Werner syndrome is known as adult-onset progeria. When individuals with the disorder hit puberty, they start aging at a rapid pace. The syndrome is most often associated with mutations in the WRN gene, but cases with LMNA mutations have been identified, dubbed atypical Werner's syndrome. Diabetes, heart disease, and other aging-related problems are often seen in these patients. Atypical Werner’s also has features of lipodystrophy.
Lipodystrophy is atrophy of adipose tissue, resulting in abnormal fat redistribution. Familial partial lipodystrophy is characterized by a loss of subcutaneous fat in one area of the body and redistribution in another. In the most common form of the disorder, type 2, fat loss occurs in the torso and limbs with redistribution to the face and neck. Type 2, or Dunnigan-type, familial partial lipodystrophy is caused by a defect in the LMNA gene and associated with metabolic disorders like diabetes. An associated disorder is mandibuloacral dysplasia, a rare autosomal recessive disorder caused by defects in lamin A/C that causes lipodystrophy as well as aberrant skeletal development, particularly in the face and jaw.

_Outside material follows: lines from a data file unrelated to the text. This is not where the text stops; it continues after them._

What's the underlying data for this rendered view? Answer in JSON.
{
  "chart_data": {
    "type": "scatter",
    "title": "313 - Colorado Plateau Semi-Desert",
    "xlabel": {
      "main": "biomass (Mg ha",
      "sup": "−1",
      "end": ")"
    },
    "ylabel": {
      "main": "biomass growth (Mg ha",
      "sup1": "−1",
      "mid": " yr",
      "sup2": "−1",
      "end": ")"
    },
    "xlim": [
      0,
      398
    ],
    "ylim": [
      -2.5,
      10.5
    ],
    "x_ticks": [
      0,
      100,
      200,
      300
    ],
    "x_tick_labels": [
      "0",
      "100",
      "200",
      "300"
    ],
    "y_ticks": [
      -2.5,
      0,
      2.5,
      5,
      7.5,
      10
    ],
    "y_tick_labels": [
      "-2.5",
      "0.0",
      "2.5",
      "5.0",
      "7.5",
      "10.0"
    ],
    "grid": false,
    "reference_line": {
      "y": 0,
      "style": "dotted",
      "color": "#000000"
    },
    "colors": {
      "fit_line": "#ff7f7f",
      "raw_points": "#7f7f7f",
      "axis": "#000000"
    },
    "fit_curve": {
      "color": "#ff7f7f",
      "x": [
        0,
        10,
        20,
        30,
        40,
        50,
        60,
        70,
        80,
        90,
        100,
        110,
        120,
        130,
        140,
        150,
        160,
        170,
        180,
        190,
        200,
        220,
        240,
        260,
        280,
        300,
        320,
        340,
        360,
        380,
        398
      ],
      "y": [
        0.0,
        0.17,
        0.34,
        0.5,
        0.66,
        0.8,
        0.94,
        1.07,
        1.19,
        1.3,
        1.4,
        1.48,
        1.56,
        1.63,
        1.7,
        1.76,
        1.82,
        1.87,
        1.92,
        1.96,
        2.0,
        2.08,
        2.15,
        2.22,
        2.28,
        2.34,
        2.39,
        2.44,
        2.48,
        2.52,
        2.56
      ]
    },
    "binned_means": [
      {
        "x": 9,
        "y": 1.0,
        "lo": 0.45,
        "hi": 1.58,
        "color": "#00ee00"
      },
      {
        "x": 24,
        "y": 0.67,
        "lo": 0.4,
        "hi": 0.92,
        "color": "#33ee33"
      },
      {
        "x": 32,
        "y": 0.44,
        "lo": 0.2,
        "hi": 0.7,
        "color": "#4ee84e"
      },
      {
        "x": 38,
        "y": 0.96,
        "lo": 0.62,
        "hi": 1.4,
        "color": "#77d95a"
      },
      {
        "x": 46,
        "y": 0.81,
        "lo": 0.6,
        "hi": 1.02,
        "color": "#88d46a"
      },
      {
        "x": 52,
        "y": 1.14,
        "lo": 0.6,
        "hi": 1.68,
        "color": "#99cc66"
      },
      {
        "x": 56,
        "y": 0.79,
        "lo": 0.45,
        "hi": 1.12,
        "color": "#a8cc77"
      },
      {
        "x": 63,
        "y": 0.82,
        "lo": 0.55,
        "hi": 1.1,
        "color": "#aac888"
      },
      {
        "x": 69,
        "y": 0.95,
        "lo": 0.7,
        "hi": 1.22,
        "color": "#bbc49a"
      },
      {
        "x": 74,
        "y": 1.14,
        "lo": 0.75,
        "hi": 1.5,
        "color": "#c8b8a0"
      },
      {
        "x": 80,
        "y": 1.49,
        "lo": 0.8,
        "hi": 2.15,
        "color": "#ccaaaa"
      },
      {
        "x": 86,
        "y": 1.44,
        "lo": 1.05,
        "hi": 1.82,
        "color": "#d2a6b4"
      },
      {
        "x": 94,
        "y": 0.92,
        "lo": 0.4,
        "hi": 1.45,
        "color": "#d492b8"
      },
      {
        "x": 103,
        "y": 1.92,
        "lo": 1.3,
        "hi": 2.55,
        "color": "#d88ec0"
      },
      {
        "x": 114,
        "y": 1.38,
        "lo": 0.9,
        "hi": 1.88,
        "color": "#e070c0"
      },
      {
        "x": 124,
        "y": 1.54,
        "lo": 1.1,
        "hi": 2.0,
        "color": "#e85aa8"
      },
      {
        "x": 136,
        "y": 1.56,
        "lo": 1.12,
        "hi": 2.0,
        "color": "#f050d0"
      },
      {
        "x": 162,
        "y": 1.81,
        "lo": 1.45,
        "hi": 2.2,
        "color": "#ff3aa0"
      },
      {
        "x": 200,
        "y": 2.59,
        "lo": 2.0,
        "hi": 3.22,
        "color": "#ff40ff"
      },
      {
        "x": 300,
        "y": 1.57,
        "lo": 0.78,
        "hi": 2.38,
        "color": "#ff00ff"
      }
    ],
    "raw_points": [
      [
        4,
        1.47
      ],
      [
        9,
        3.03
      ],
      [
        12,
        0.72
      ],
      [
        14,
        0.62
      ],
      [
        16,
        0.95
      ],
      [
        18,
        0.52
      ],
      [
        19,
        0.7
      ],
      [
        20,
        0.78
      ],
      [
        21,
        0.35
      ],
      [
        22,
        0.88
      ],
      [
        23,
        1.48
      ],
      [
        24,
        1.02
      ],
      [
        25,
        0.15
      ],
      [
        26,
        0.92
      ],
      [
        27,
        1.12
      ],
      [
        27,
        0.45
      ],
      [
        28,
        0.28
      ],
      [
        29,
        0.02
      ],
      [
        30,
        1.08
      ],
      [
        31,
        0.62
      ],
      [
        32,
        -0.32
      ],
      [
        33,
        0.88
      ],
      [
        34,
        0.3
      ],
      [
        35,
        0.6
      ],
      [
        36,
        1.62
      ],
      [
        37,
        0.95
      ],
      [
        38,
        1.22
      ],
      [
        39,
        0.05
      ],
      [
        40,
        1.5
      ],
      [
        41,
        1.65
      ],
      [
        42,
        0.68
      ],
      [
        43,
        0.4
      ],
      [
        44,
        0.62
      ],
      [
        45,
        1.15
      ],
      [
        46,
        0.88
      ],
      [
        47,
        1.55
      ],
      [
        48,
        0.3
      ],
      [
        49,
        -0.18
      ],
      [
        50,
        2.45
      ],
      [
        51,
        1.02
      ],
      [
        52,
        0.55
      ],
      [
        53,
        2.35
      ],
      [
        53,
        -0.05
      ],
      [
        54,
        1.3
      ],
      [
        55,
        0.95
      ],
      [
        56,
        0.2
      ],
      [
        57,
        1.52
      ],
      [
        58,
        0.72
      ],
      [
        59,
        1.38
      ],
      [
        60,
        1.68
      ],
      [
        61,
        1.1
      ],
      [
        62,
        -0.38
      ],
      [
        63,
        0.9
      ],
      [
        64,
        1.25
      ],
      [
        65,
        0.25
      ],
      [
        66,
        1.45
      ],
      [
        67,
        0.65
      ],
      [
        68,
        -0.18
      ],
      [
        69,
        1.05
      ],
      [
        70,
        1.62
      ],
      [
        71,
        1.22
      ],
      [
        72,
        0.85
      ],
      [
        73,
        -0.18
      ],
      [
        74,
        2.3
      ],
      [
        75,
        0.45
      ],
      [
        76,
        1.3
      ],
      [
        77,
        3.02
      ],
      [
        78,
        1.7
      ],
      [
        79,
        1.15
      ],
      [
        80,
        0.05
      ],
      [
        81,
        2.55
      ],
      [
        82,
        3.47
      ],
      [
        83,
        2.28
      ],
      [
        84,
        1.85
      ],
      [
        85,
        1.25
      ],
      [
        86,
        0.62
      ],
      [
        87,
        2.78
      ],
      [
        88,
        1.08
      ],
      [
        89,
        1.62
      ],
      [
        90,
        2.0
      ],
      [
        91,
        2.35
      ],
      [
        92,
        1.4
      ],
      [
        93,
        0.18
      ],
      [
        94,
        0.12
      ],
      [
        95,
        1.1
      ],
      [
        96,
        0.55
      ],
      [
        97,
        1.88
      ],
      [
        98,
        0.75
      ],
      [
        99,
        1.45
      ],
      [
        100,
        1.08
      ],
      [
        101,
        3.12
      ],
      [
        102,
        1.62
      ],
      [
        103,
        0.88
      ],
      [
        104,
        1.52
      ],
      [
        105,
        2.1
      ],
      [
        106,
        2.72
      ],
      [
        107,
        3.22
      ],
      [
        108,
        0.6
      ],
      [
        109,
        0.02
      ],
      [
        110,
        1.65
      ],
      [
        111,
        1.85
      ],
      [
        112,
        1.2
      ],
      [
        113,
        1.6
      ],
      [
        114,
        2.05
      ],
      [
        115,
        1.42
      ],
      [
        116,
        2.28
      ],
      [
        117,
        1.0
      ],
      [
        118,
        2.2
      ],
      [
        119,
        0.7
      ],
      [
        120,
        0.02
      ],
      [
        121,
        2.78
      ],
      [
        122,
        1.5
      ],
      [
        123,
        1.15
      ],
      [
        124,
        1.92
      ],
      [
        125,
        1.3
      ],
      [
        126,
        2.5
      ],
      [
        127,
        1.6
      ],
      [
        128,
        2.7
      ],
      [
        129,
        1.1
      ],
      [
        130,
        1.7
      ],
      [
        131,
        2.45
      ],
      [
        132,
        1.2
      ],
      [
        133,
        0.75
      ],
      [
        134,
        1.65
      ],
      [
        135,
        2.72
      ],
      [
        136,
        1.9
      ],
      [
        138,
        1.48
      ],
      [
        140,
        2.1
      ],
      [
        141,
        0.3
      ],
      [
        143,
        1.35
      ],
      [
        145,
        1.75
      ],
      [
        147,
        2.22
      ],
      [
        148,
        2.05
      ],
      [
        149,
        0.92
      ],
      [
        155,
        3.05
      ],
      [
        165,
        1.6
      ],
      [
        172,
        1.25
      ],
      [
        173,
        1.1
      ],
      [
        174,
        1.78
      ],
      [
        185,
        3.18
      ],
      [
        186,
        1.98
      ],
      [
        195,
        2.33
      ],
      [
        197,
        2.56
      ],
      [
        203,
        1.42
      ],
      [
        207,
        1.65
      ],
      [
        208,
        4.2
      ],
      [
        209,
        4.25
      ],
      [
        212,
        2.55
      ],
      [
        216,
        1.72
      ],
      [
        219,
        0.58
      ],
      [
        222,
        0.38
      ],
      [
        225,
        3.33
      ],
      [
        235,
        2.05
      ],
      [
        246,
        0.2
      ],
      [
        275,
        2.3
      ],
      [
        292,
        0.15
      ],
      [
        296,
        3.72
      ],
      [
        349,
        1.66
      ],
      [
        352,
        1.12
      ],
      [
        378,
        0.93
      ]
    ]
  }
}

Charcot-Marie-Tooth disorder is considered the most common inherited nerve condition. The peripheral nerves are affected, resulting in foot deformities, weakness, and numbness with leg muscle atrophy. The disease is progressive but ranges from mild to severe, eventually leading to an inability to walk in those who are most severely affected. The defects appear in adolescence or early adulthood. The various types of Charcot-Marie-Tooth are caused by defects in different genes. Type 2B1 is a non-demyelinating form caused by mutations in LMNA. In 2009, this laminopathy was also associated with concurrent dilated cardiomyopathy when a new mutation was identified.
The manifestation of cardiac-specific laminopathy manifests as dilated cardiomyopathy with associated conduction issues and heart failure. As with other forms of the disorder, diabetes and metabolic disturbances (particularly insulin resistance) may be present. The disorder takes time to develop because dilated cardiomyopathy is a progressive weakening of the heart muscle. Another manifestation is heart-hand syndrome. It is characterized by congenital heart disease and limb deformities. In recent years, new mutations were discovered that put individuals at risk of sudden cardiac death.
As research continues into these conditions and more mutations are identified, new types of laminopathy will likely be named. The involvement of other genes is also becoming evident.